Leyendo y leyendo más sobre su vida y su obra, retomé la frase que el tiempo ayudaba a decantar con la contribución de la experiencia. A partir de mis propias vivencias, empecé a darle sentido a esa expresión y acepté, igualmente, que los límites de mi pequeño, reducido mundo eran también los límites de mi lenguaje. ¿Pero de qué lenguaje estábamos hablando?

Me conecté con Wittgenstein en sus formulaciones
fundamentales, sin reparar siquiera en las contradicciones
que él mismo detectó en su propia obra

Ahí estaba la cuestión; no solo era asunto de lo escrito y de lo verbal. «Nuestro lenguaje, y las formas de nuestro lenguaje, moldean nuestra naturaleza, dan forma a nuestro pensamiento, e impregnan nuestras vidas», decía el filósofo vienés en su Tractatus Logico-Philosophicus.

Cuando empecé a conocer personas nuevas, totalmente diferentes a mí, y a viajar por el mundo, a descubrir otros países, otras voces y otros ámbitos –como dice Capote–, comprendí que había muchos lenguajes. El de la música, el de los olores, el del amor fraterno. El lenguaje de la amistad, las expresiones silenciosas de la solidaridad. También la historia tiene su propio lenguaje, como ciertamente lo tienen la guerra y el odio. El lenguaje del color, el de la naturaleza. En alguna ocasión, mientras caminaba a orillas de los lagos de Plitvice, en Croacia, lejos del bullicio humano pero acompañado de los sonidos del agua y el canto de los pájaros, recuperé nociones sobre la conexión de la que somos capaces con nuestro entorno, como me había pasado a orillas de la represa del Neusa, cerca de Bogotá: el lenguaje de la paz y del sosiego, que solo se entiende cuando somos capaces de alcanzar algún nivel de introspección.

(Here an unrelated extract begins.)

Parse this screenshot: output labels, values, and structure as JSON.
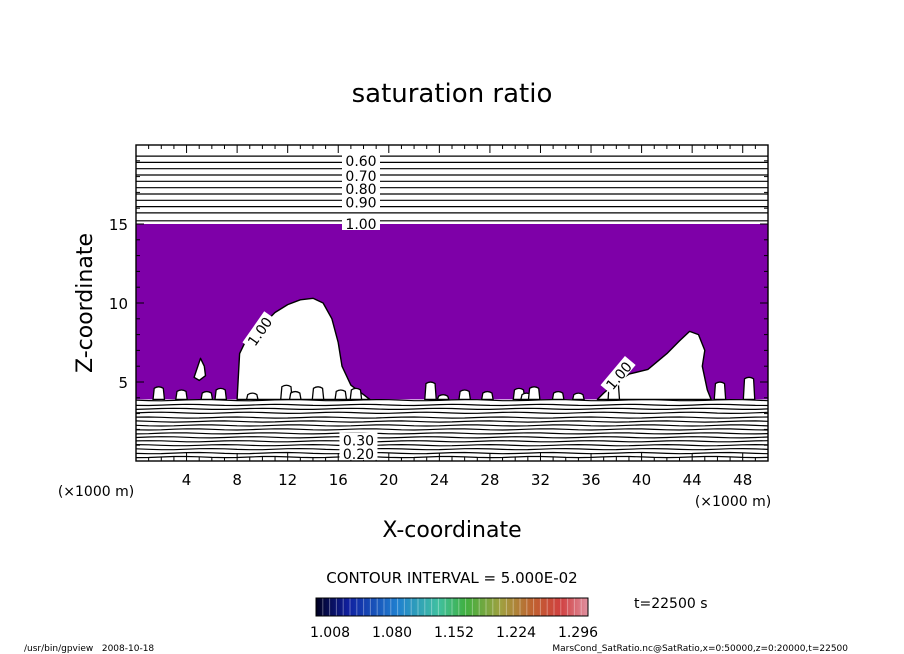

Las afirmaciones de Wittgenstein, ciertamente, las he interpretado a partir de mi experiencia, puesto que no soy filósofo ni mucho menos experto en su obra. Son algunos de sus postulados los que me han inquietado durante años. «El lenguaje contiene las mismas trampas para todos; la inmensa red de falsos caminos mantenidos en buen estado». Y cuando saltan esos falsos caminos, afirmaba, él, como pensador, debía poner signos que ayudaran a pasar de largo por los lugares peligrosos.

Durante décadas me dediqué a mover los límites de mi mundo desde la perspectiva que me daban los libros que leía. Ciertamente, haber descubierto autores nuevos me producía asombro y emoción. Luego traté de entender cosas que no comprendía, a partir de la teología. Y mi horizonte se ensanchó aún más. Demorado y postergado siempre por el trabajo, abrí espacio también para la música; y hallé nuevos signos que estaban ocultos para mí. Pero fue a través de los viajes que acepté que este mundo no es como el de la televisión: que había un truco detrás de la manera cómo nos vendían la moto.

A mi manera, sin cruzar sus caminos, ni los de quienes lo estudian de verdad a fondo, me conecté con Wittgenstein en sus formulaciones fundamentales, sin reparar siquiera en las contradicciones que él mismo detectó en su propia obra y que en algunos casos lo llevaron a decir exactamente lo contrario de lo que siempre había sostenido. Para mí bastaba lo que siempre he tratado de comprender: que «las preguntas filosóficas son frecuentemente no tanto preguntas en busca de una respuesta, sino preguntas en busca de un sentido».